With eggs satisfactorily chopstick-whipped, it was time to fry them. I thought I would be able to do that, but LXM turned on the stove, opened the bottle of oil and said, "I hope you won't be nervous when you see how much oil I use." Nervous wasn't the right word. Shocked might be. I am not exaggerating when I say she poured at least a cup and a half of oil into the wok. I had no idea you could deep fry scrambled eggs.

While that was going on, ZXY was using the flat side of a cleaver to whack the cucumber with a vengeance. "It's a good thing your husband never watched you do that before you got married," said John, "or he would have been frightened away." SCL was slicing her cucumber into delicately think ovals. Then Pi Ying arrived, just in time to inform LXM that the eggs were probably cooked enough. ZXY, LXM, and SCL took turns mincing the scrambled eggs, each demonstrating her best technique--all of which were better than mine.
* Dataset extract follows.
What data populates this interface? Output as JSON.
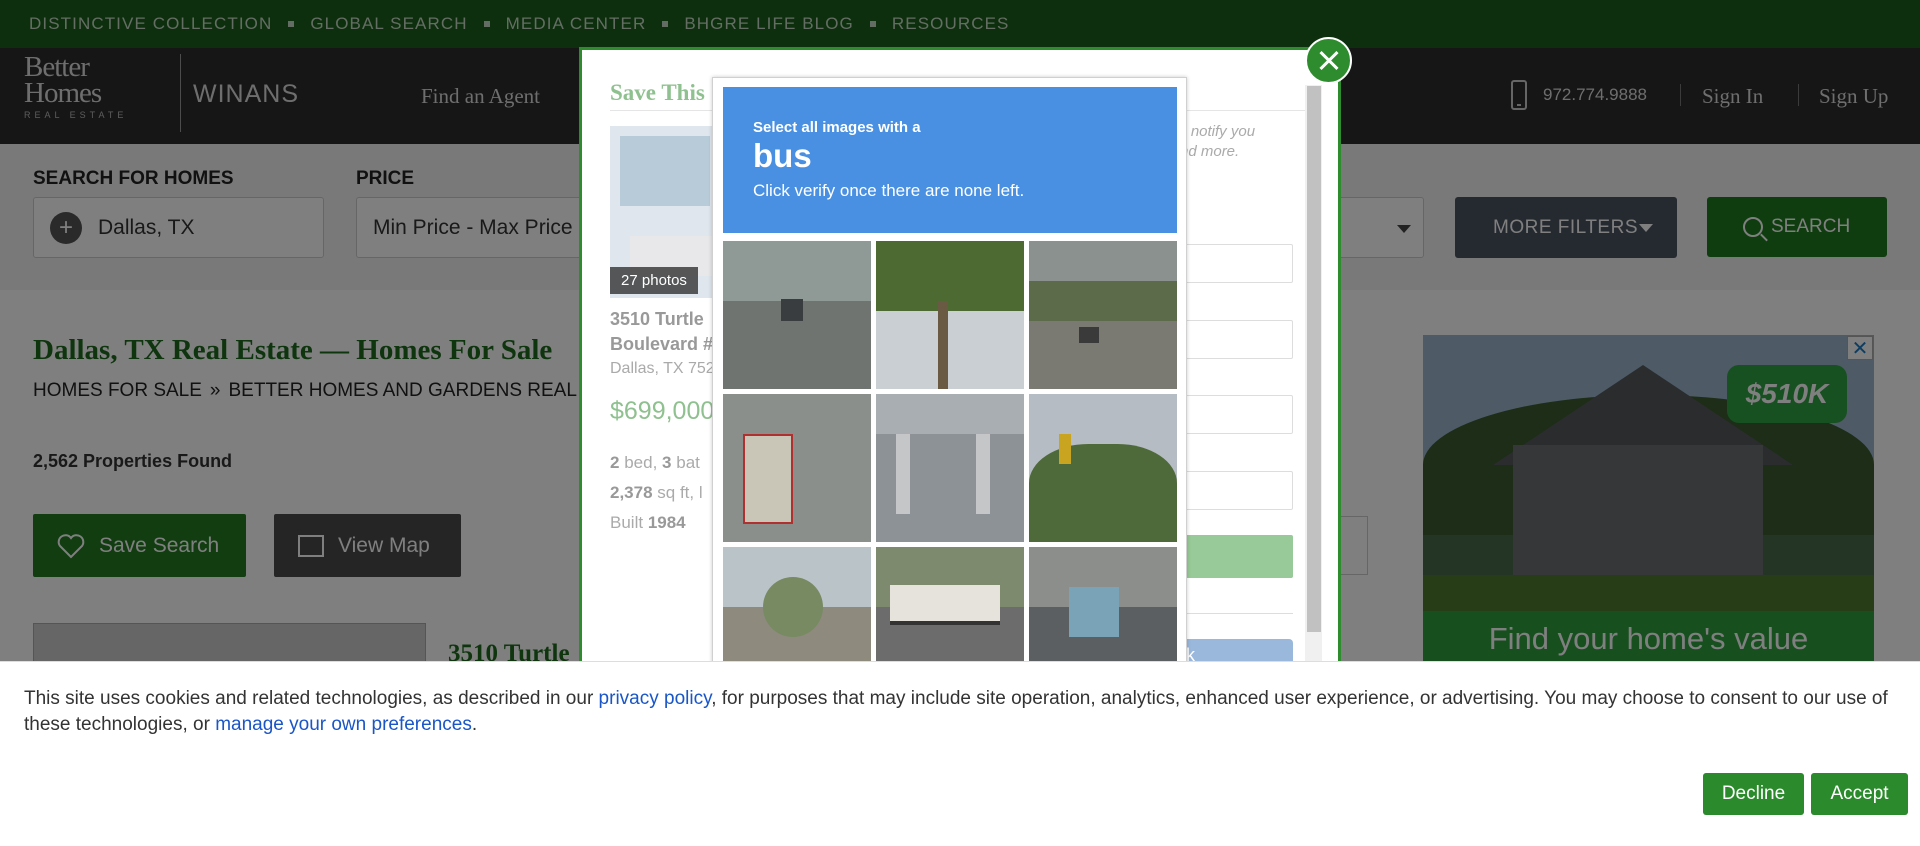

Finally, seven of us sat down in the living room to wrap the jiaozi. Northern Chinese, who are supposedly the most adept at making dumplings, pinch the sides of the wrapper together swiftly and almost carelessly. We only had one Northerner present. Southerners, all too aware that they were not born to this task, are slower and more artful. Northern or Southern, I'm happy to eat almost any dumpling, but I have to say that ones made by Southern hands do appear more attractive. Fortunately, John and I can hold our own when it comes to dumpling wrapping and John's, in particular, drew praise.

By this time, I knew full well that even if I were the hostess, I would not be entrusted to cook the jiaozi. ZXY and LXM commanded the kitchen, boiling the dumplings and making the dipping sauce. I decided to leave well enough alone and just carried bowls and chopsticks into the living room, where we would eat. John washed the steadily mounting pile of dirty implements.

Have you noticed the absence of any men at this dinner besides John? This characterizes our Chinese social life. Among the ten women with whom I socialize most, five are living here without husbands; some are divorced or single, but most have husbands are living in another province. In many cases, the separation is not just a short term obstacle. One friend's husband has lived two provinces away for all three years of their marriage. When I asked if she thought they would be living together any time soon, she neutrally replied, "Probably not." Even among my friends who live with their husbands, socializing as a couple seems rare. We have heard from students that our Chinese colleagues say John and I are "very romantic" because we do things together! I have only one friend who regularly includes her husband, and I think it is no accident that at least in our eyes, they appear to be the most happily married Chinese couple we know. On the other hand, bringing one's child to what I perceive as an adult gathering is commonplace.

At a Chinese dinner, washing dishes seems be the job of the youngest pair of people present, so naturally, Pi Ying and SCL volunteered for the task. We insisted John could do it. Their offer was not just a polite gesture; we had to physically bar them from the kitchen. Finally they agreed to peel and slice fruit for dessert.

At the end, we sat around the coffee table as piles of orange and pomelo rinds and sunflower seed shells grew. LXM's daughter leaned affectionately against her mother and SCL companionably rested her hand on Pi Ying's thigh, sometimes dropping her head onto Pi's shoulder. Everyone, now full, seemed to slope onto the person beside her. I think we all were happy.